In the article “Before Night Falls” in the New Yorker magazine, Dr. Jerome Groopman details the on-going debate among researchers seeking to understand the causes of Alzheimer’s. As Dr. Groopman points out, researchers have been working on a treatment for three decades, yet understanding the cause of Alzheimer’s and developing an effective treatment remain out of reach.

What researchers do know is that Alzheimer’s patients accumulate two types of protein in their brains:  beta amyloid (also known as A Beta) and tau. A Beta causes plaques to form on the outside of brain cells. Tau causes “tangles” within the neurons themselves.

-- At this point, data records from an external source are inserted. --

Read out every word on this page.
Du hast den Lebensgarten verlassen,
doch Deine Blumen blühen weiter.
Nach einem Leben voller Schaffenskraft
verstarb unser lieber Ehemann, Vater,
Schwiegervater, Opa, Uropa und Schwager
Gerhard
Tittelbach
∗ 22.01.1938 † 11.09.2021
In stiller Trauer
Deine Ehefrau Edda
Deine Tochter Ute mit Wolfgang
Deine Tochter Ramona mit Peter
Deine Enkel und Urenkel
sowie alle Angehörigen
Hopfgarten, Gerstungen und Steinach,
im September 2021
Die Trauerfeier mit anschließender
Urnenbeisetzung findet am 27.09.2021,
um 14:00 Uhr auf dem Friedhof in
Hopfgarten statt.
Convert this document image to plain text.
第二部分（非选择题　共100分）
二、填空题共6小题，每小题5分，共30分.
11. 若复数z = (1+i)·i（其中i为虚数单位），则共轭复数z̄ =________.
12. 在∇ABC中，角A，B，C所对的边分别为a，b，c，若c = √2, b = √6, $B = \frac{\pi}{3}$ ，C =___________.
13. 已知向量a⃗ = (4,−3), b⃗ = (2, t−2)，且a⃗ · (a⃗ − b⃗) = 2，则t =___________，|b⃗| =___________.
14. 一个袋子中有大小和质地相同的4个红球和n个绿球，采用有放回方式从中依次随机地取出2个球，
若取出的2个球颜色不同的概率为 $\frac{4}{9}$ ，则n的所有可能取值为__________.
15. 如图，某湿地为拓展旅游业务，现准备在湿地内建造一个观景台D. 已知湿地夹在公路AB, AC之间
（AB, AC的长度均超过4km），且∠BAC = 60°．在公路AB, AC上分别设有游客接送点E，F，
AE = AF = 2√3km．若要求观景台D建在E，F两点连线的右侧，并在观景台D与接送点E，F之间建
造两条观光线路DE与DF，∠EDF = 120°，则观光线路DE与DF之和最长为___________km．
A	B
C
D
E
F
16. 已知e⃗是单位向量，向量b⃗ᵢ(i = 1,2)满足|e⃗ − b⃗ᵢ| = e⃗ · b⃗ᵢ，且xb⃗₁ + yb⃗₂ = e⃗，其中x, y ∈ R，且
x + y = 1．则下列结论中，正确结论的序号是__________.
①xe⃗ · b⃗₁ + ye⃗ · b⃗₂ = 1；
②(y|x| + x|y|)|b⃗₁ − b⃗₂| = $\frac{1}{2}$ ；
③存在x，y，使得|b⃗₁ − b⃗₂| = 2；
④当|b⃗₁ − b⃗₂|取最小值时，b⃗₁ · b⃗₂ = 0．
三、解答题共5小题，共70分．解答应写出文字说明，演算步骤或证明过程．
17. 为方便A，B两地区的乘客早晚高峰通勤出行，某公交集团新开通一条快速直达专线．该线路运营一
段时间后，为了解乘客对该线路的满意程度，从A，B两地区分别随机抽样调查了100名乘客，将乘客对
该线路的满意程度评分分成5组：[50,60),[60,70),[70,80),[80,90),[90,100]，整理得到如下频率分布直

Tau and A Beta appear in different parts of the brain. No one fully understands the function of these proteins or what, if any, interplay there may be between them. The research world has divided into different camps: those who think that beta amyloid causes Alzheimer’s (the “baptists”) those who think that tau is the culprit (the “tauists”), and those who think the cause is likely to be more complex than the action of any one protein.

The Case for A Beta

The baptists focus on the presence of ABeta in the brains of Alzheimer’s victims. The typical form of A Beta is a chain of 40 amino acids. However, A Beta has a longer form, with 2 more amino acids, and it is the longer form of this protein which appears to “stick” to the outside of the brain cells, developing into plaques, as illustrated by a Columbian family.

The Colombian Connection:  Accumulating “Sticky” ABeta

An extended family in Colombia carries a mutated gene that results in a over a third of its family members developing Alzheimer’s in their 40s. Their brain scans show significant ABeta plaque deposits of family members as young 20.  Genetic testing revealed that the family carries a mutated gene that results in the production of the longer form of the A Beta protein, the form that “sticks” to the brain surfaces. However, the occurrence of this early onset form of Alzheimer’s is rare; the connection between the origins of early onset disease and late onset is not well understood.

The Iceland Factor: Prevention of “Sticky” ABeta

Geneticists last year discovered a group in Iceland with a genetic mutation that seems to prevent the production of the long form of the A Beta protein.  These Icelanders have little history of dementia. The correlation between the presence of a gene mutation resulting in no sticky ABeta and the lack of Alzheimer’s in this population gives further credence to the baptists’ theories.

APOE

The growing understanding of the APOE gene and its mutations also supports the link between A Beta and Alzheimer’s. This gene produces a protein that clears A Beta from the brain.  One variant of the APOE gene, APOE4, is highly correlated with the development of Alzheimer’s.  Researchers surmise that mutations in the APOE4 gene prevent the clearing of accumulated ABeta, and results in Alzheimer’s, a theory that again points to ABeta as a critical factor.

The Case for Tau

Tauists think the culprit behind the Alzheimer’s epidemic is not beta amyloid, but tau proteins. When functioning normally, tau helps support the structure of the long axons of brain cells and transport nutrients throughout the brain cell. The tau in the brains with people with Alzheimer’s twists into tangles within the brain cell. These tangles are presumed to interrupt the flow of nutrients within the cell, resulting in cell death.

Impact on the Hippocampus

The tauists point to the regions of the brain where tau tangles are found to support their theory. One of the early symptoms of Alzheimer’s disease is the loss of short-term memory. The brain’s hippocampus processes short-term memory. Brain scans of people diagnosed with Alzheimer’s show accumulations of tau in the hippocampus region of the brain, not beta amyloid.

Evidence of Cell Death

The tau tangles kill off the brain cells, which is consistent with knowledge that the brains of Alzheimer’s patients shrink. How beta amyloid plaques might kill brain cells is not understood. As imaging for plaques has expanded, researchers see scans showing accumulations of plaques in people who have no symptoms of the disease. The baptists explain the lack of symptoms as a timing issue: it takes a long time for the ABeta deposits to cause cognitive impairment. The tauists think ABeta plaques might be a protective response of the brain to inflammation from tau or another agent, and not the source of the disease.

Failure of Clinical Trials Targeting ABeta

The tau supporters point, with frustration, to the failure to develop any effective treatment based on ABeta after two decades of work. They think research should be expanded to pursue other theories of the disease process.

The most recent NIH grants on Alzheimer research are structured to determine if giving drugs targeting ABeta to people before they are symptomatic will be effective. (See earlier blogs on this). As the number of people suffering from this disease looms ever larger, there is increasing pressure to find an effective treatment.  If the current trials are not successful, researchers are likely to pursue other theories. For the families caring for loved ones with dementia, the answers cannot come too soon.